Hadoop學習(4)-mapreduce的一些注意事項

關於mapreduce的一些注意細節

如果把mapreduce程序打包放到了liux下去運行，

命令java –cp xxx.jar 主類名

如果報錯了，說明是缺少相關的依賴jar包

用命令hadoop jar xxx.jar 類名因爲在集羣機器上用 hadoop jar xx.jar mr.wc.JobSubmitter 命令來啓動客戶端main方法時，hadoop jar這個命令會將所在機器上的hadoop安裝目錄中的jar包和配置文件加入到運行時的classpath中

那麼，我們的客戶端main方法中的new Configuration()語句就會加載classpath中的配置文件，自然就有了

fs.defaultFS 和 mapreduce.framework.name 和 yarn.resourcemanager.hostname 這些參數配置

會把本地hadoop的相關的所有jar包都會引用

Mapreduce也有本地的job運行，就是可以不用提交到yarn上，可以以單機的模式跑一邊以多個線程模擬也可以。

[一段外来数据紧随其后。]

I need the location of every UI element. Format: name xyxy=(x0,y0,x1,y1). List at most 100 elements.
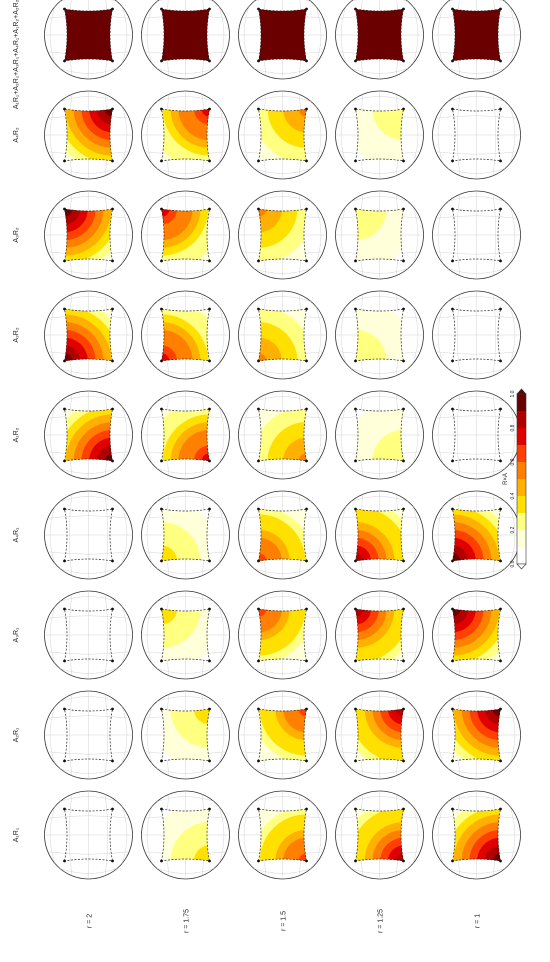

就是如果不管在Linux下還是windows下，提交job都會默認的提交到本地去運行，

如果在linux默認提交到yarn上運行，需要寫配置文件hadoop/etc/mapred-site.xml文件

<name>mapreduce.framework.name</name>

</property>

</configuration>

Key,value對，如果是自己的類的話，那麼這個類要實現Writable，同時要把你想序列化的數據轉化成二進制，然後放到重寫方法wirte參數的DataOutput裏面，另一個readFields重寫方法是用來反序列化用的，

注意反序列化的時候，會先拿這個類的無參構造方法構造出一個對象出來，然後再通過readFields方法來複原這個對象。

DataOutput也是一種流，只不過是hadoop的在封裝，自己用的時候，裏面需要加個FileOutputStream對象

DataOutput寫字符串的時候要用writeUTF(“字符串”),他這樣編碼的時候，會在字符串的前面先加上字符串的長度，這是考慮到字符編碼對其的問題，hadoop解析的時候就會先讀前面兩個字節，看一看這個字符串有多長，不然如果用write(字符串.getBytes())這樣他不知道這個字符串到底有多少個字節。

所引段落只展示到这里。